High Court rejects appeal from sham marriages solicitor


Sham marriage: Reporter’s conduct was not entrapment

The High Court has rejected an appeal from a solicitor struck off twice by the Solicitors Disciplinary Tribunal (SDT) after being recorded by an undercover TV reporter giving advice on what he knew was a sham marriage.

Mr Justice Morris rejected multiple grounds of appeal put forward by Zulfiqar Ali, who represented himself.

One of Mr Ali’s arguments was that members of the SDT had not seen the TV documentary featuring the undercover interview, although Morris J said they had seen the “full transcript of the two meetings” from which the extracts in the programme were taken.

Morris J said he could not see “how viewing the TV programme, which included only a very small part of those meetings, would have assisted the tribunal”.

The judge said that he declined to watch it, because the Solicitors Regulation Authority (SRA) accepted that Mr Ali had “no connection” with the other people featured in it.

Furthermore, “in so far as this amounted to the admission of fresh evidence”, Mr Ali’s request that TV programme was shown did not satisfy the case law – it was available to the SDT had it wanted and “would not have had an important influence on the result of the case”.

The TV documentary aired in July 2015 involved Mr Ali and other solicitors being surreptitiously recorded discussing sham marriages with purported clients who were actually undercover reporters.

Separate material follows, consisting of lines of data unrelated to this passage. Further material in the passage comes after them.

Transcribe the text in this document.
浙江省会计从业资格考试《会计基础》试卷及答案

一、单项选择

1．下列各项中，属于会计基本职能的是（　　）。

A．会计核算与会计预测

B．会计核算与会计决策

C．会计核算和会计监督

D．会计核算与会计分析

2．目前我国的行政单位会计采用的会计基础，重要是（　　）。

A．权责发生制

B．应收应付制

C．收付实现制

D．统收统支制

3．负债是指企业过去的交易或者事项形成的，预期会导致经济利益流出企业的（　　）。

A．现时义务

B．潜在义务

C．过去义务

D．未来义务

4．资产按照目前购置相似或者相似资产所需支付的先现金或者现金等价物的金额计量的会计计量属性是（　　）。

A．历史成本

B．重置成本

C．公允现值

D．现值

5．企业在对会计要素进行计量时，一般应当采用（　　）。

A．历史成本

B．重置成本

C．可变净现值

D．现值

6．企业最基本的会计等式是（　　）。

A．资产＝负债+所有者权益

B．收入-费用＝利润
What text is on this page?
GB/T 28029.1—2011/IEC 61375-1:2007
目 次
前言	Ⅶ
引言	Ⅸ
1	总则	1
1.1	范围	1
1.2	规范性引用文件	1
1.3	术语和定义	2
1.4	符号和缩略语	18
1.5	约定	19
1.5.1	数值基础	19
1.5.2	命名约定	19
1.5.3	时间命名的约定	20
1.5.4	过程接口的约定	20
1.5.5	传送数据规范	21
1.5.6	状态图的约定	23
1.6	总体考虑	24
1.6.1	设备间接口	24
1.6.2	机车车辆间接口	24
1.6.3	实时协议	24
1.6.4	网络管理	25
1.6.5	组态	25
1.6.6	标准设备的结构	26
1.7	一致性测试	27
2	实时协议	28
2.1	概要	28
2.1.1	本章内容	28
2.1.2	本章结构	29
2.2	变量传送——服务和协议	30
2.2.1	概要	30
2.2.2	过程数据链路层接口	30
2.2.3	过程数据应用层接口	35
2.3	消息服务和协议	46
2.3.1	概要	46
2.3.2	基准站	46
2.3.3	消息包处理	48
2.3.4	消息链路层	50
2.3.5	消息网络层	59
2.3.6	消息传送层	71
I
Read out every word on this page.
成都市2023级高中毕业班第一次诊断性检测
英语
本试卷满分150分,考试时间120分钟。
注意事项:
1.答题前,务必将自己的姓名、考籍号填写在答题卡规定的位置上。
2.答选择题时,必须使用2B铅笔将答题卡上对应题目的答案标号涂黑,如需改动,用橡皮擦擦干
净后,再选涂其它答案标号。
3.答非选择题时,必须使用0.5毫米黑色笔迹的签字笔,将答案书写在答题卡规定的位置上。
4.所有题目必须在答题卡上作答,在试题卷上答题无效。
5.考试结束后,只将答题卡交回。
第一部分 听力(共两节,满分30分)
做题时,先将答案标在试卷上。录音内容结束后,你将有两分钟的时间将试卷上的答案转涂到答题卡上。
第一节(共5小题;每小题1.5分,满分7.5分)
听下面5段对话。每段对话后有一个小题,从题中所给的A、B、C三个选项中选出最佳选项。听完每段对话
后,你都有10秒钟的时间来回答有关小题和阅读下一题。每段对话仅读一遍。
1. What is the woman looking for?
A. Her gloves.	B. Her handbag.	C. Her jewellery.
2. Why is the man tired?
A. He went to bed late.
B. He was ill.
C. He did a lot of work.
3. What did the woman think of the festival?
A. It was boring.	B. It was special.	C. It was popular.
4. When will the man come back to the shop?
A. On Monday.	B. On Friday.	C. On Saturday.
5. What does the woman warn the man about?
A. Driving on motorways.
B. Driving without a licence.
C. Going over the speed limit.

The SRA only became aware of it in February 2017 and used a court order to obtain the footage from the production company.

The reporter asked Mr Ali how he could extend his stay in the UK and ultimately secure permanent residency or citizenship by means of a sham marriage.

The High Court heard that Mr Ali, admitted in 2010, was authorised as a sole practitioner in June 2015, practising as ZA Solicitors.

The SRA first brought charges of professional misconduct against him after another law firm complained of misconduct relating to conveyancing transactions and the purchase of off-plan flats which “bore the hallmarks of fraud”.

Mr Ali was struck off both for his sham marriages advice and his property-related misconduct in April 2019, but he appealed and the SRA agreed to an order quashing the SDT’s decision because it had not provided the solicitor with a transcript of the tape used for the TV programme.

The matter returned to a fresh tribunal in September 2020, which again struck him off, ordering him to pay £26,500 in costs.

Mr Ali argued in his second appeal that the SDT had erred in not prosecuting the property and immigration allegations in separate proceedings, but the court held that the SDT was “capable of being alive to the risks of influence of findings in relation to one allegation upon other allegations”.

Morris J rejected the contention that the reporter’s conduct amounted to entrapment as unfounded both in law – as he was a non-state agent – and in fact. “The questions posed by Person A were not ‘leading’, but rather open and fair,” he observed.

He dismissed various other grounds too, such as the SRA failing to produce a forensic report about the authenticity of the video and audio, and whether they were edited or not – the unchallenged evidence from the production company was that it handed over all the footage it had.

Morris J concluded that the tribunal’s order was “neither wrong on the facts nor unjust because of any serious procedural or other irregularity”.